Victims Advocate classes resume at Andersen

Base Info

Victims Advocate classes resume at Andersen

by: Senior Airman Cierra Presentado | .
36th Wing Public Affairs | .
published: April 11, 2014

ANDERSEN AIR FORCE BASE, Guam  -- The Sexual Assault Prevention and Response office activated 13 Airmen as new victim advocates for the base-wide program last week.

The Victims Advocate program is run by the Andersen SAPR office. It is the SAPR's mission to reinforce the Air Force's commitment to eliminating sexual assault through a comprehensive program that provides prevention and awareness education, said base officials. The office also ensures compassionate and effective response for survivors, cultivating a base-wide wingman culture that is founded on mutual respect and trust.

"We just trained and certified a great group of people for the program," said Staff Sgt. Traci Jordan-Reese, 36th Wing full-time victim advocate. "We're glad to get new people on board and hoping to bring in even more people in the future."

The training, which took place March 17-21, consisted of 40 hours of classroom work including in-depth discussions on topics which included: rape, sexual assault, reporting procedures, and roles and responsilities of a VA.

Members of the VA program dedicate their time to being a victim advocate 24/7. Part of the responsibilities include being on call periodically, as well as assisting a victim immediately should the need arise.

"People don't want to think of themselves as being the victim, but the volunteers never know when someone's going to confide in them and say that they've been sexually assaulted," said 1st Lt. Diana Wong, 36th Wing Sexual Response Coordinator. "The volunteers are always on standby, once they enter the program, because they support the command by ensuring victims always come first."

Most active duty service members, guardsmen, reservists on active duty status, or Department of Defense civilians may apply to become VAs.
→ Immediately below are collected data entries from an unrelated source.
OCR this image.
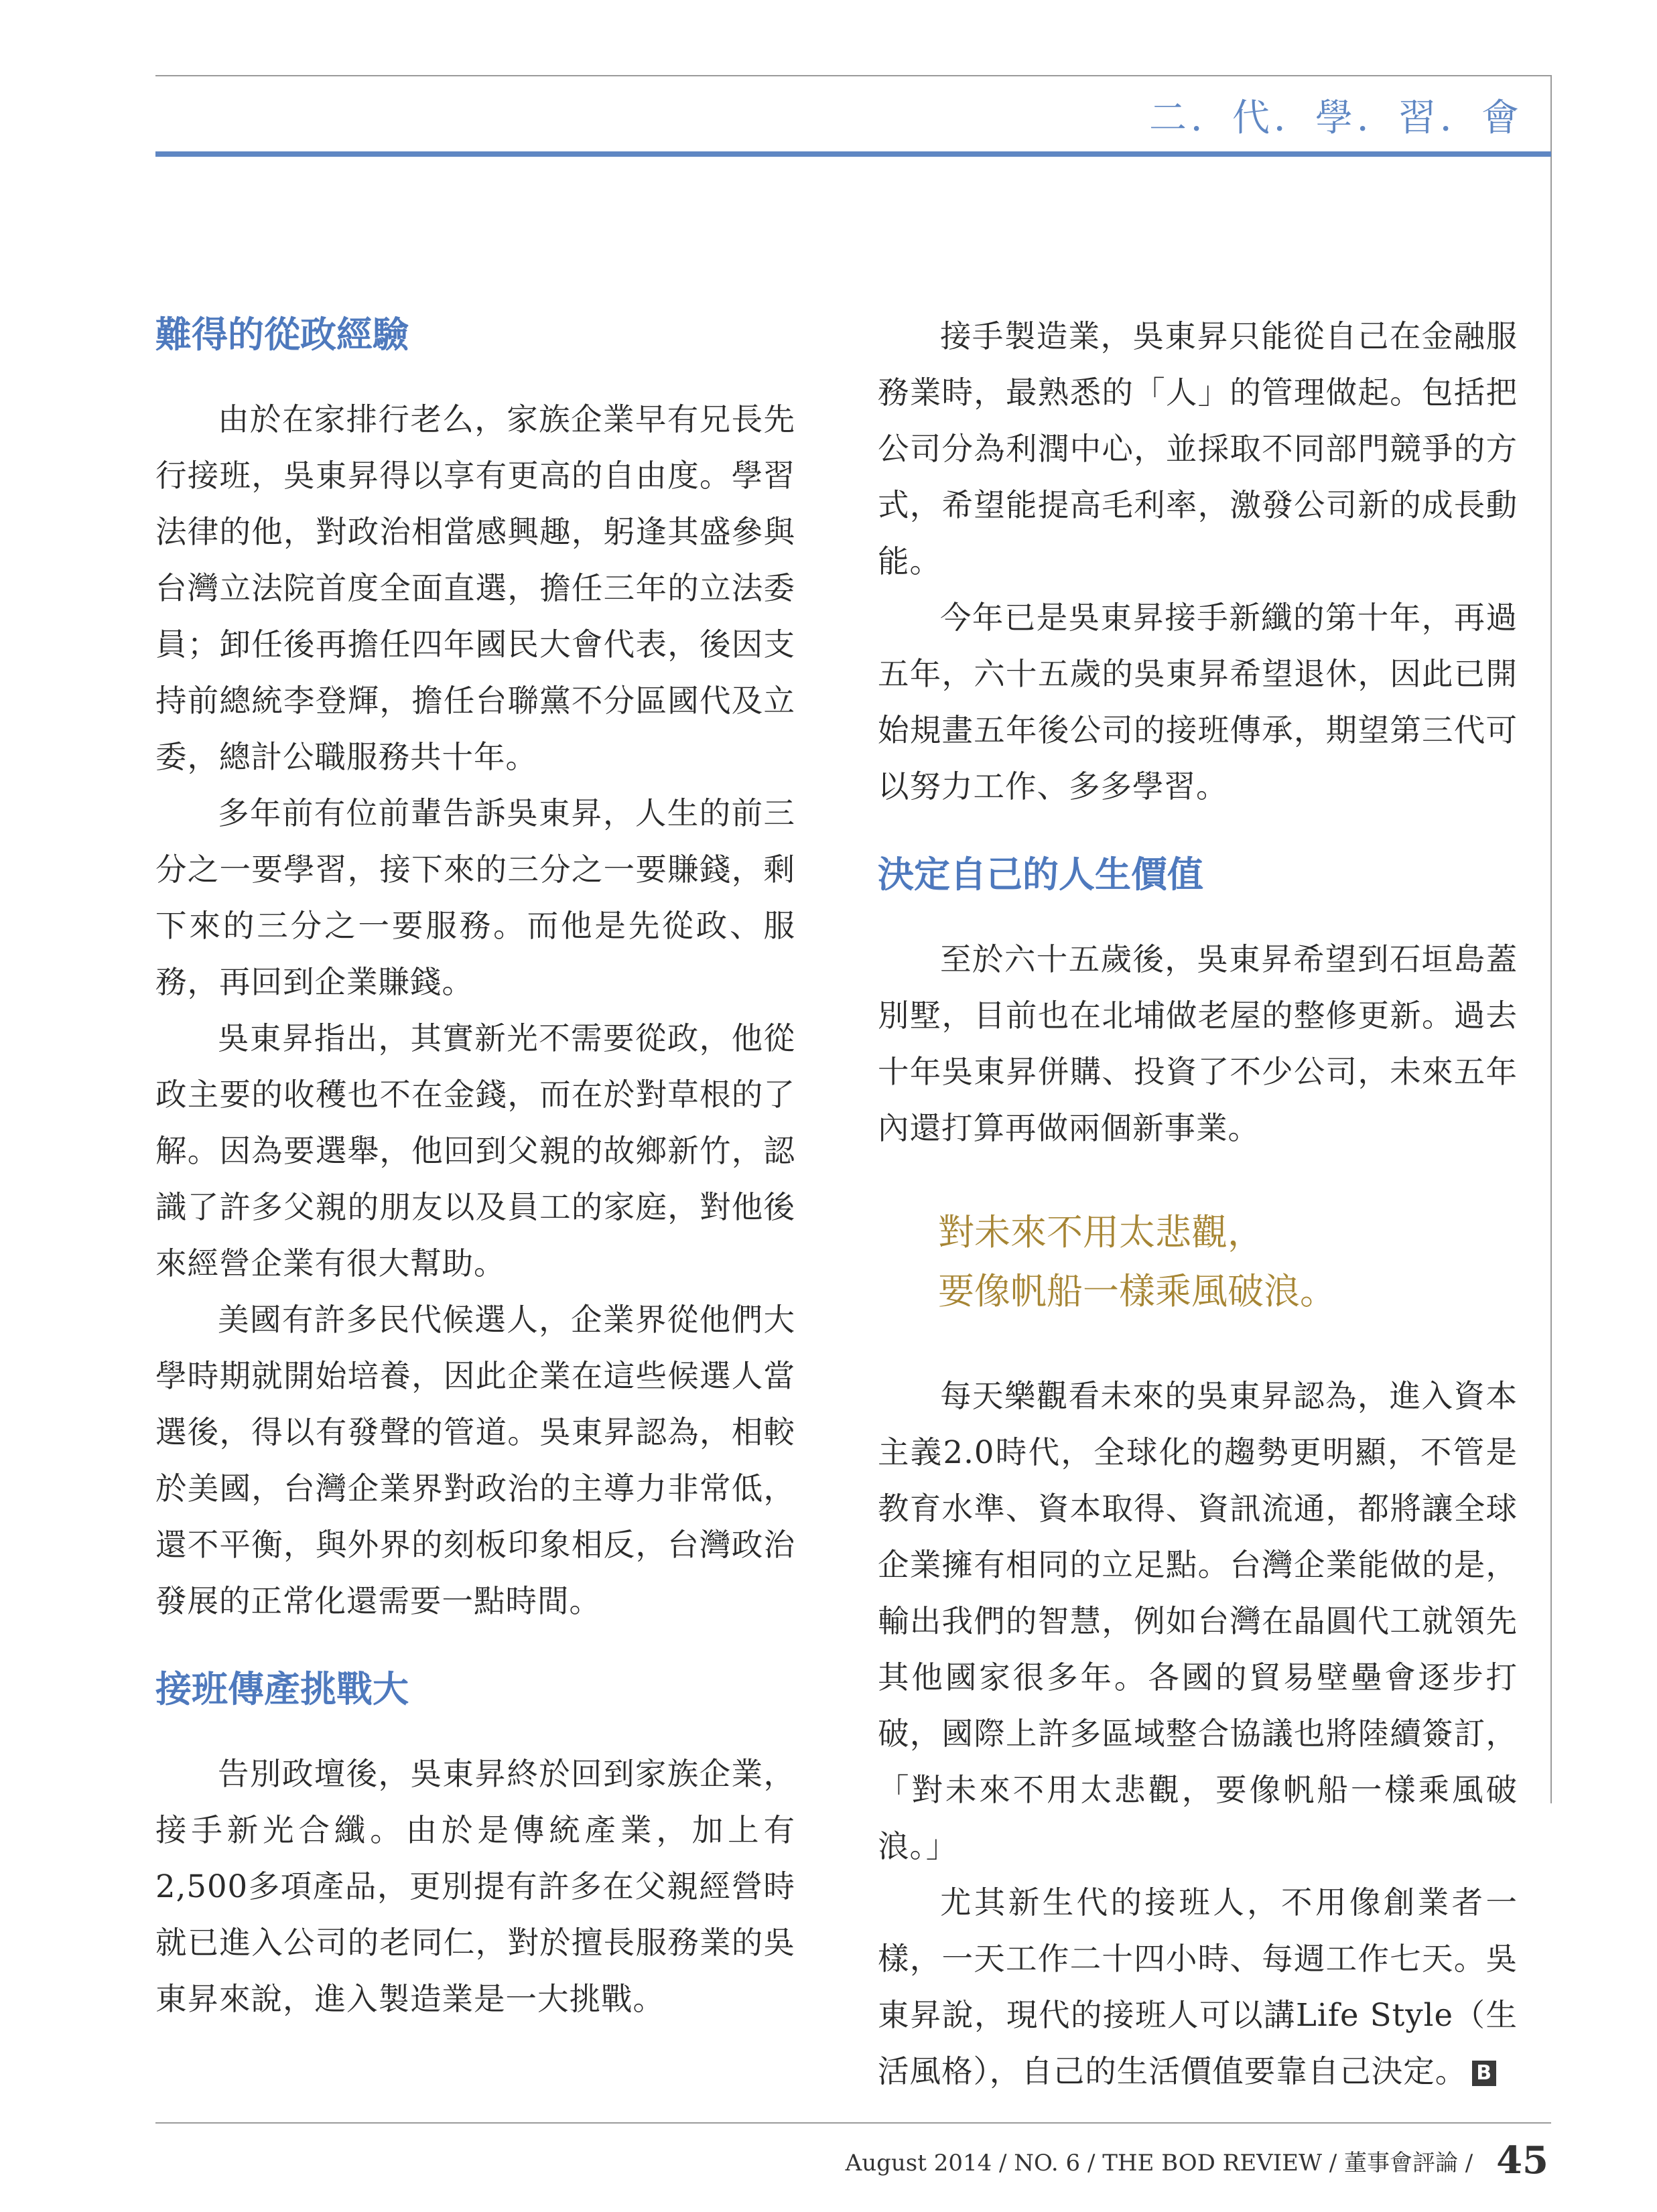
二．代．學．習．會
難得的從政經驗

由於在家排行老么，家族企業早有兄長先行接班，吳東昇得以享有更高的自由度。學習法律的他，對政治相當感興趣，躬逢其盛參與台灣立法院首度全面直選，擔任三年的立法委員；卸任後再擔任四年國民大會代表，後因支持前總統李登輝，擔任台聯黨不分區國代及立委，總計公職服務共十年。

多年前有位前輩告訴吳東昇，人生的前三分之一要學習，接下來的三分之一要賺錢，剩下來的三分之一要服務。而他是先從政、服務，再回到企業賺錢。

吳東昇指出，其實新光不需要從政，他從政主要的收穫也不在金錢，而在於對草根的了解。因為要選舉，他回到父親的故鄉新竹，認識了許多父親的朋友以及員工的家庭，對他後來經營企業有很大幫助。

美國有許多民代候選人，企業界從他們大學時期就開始培養，因此企業在這些候選人當選後，得以有發聲的管道。吳東昇認為，相較於美國，台灣企業界對政治的主導力非常低，還不平衡，與外界的刻板印象相反，台灣政治發展的正常化還需要一點時間。

接班傳產挑戰大

告別政壇後，吳東昇終於回到家族企業，接手新光合纖。由於是傳統產業，加上有2,500多項產品，更別提有許多在父親經營時就已進入公司的老同仁，對於擅長服務業的吳東昇來說，進入製造業是一大挑戰。

接手製造業，吳東昇只能從自己在金融服務業時，最熟悉的「人」的管理做起。包括把公司分為利潤中心，並採取不同部門競爭的方式，希望能提高毛利率，激發公司新的成長動能。

今年已是吳東昇接手新纖的第十年，再過五年，六十五歲的吳東昇希望退休，因此已開始規畫五年後公司的接班傳承，期望第三代可以努力工作、多多學習。

決定自己的人生價值

至於六十五歲後，吳東昇希望到石垣島蓋別墅，目前也在北埔做老屋的整修更新。過去十年吳東昇併購、投資了不少公司，未來五年內還打算再做兩個新事業。

對未來不用太悲觀，
要像帆船一樣乘風破浪。

每天樂觀看未來的吳東昇認為，進入資本主義2.0時代，全球化的趨勢更明顯，不管是教育水準、資本取得、資訊流通，都將讓全球企業擁有相同的立足點。台灣企業能做的是，輸出我們的智慧，例如台灣在晶圓代工就領先其他國家很多年。各國的貿易壁壘會逐步打破，國際上許多區域整合協議也將陸續簽訂，「對未來不用太悲觀，要像帆船一樣乘風破浪。」

尤其新生代的接班人，不用像創業者一樣，一天工作二十四小時、每週工作七天。吳東昇說，現代的接班人可以講Life Style（生活風格），自己的生活價值要靠自己決定。 B

August 2014 / NO. 6 / THE BOD REVIEW / 董事會評論 / 45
However, personnel in certain jobs or positions are disqualified from volunteering, including first sergeants, medical personnel, security forces, Air Force Office of Special Investigations special agents, and judge advocates.

Before being accepted into the program, all individuals are interviewed by the SARC, have a background check and receive command approval to ensure only the best candidates are selected.

"I have always had a desire to help people and as an advocate I think that I can help to empower those who have been victimized," said Tech. Sgt. Cheryl Turonis, one of the recently trained VAs. "I feel that I can provide emotional support and resources to those who may be unsure of what they need to do for recovery."

With Sexual Assault Prevention Month occurring in April, the SAPR office has plans to spread the word about sexual assault throughout the month to include during the Air-Force-wide SAPR Stand-Down Day which will take place here April 25. VAs will be used to help brief units throughout the wing, allowing small group discussions to occur.

Along with stand down day, a campaign known as Denim Day, a sexual violence prevention and education campaign that allows members to wear jeans for a day, will also be incorporated in the month's events.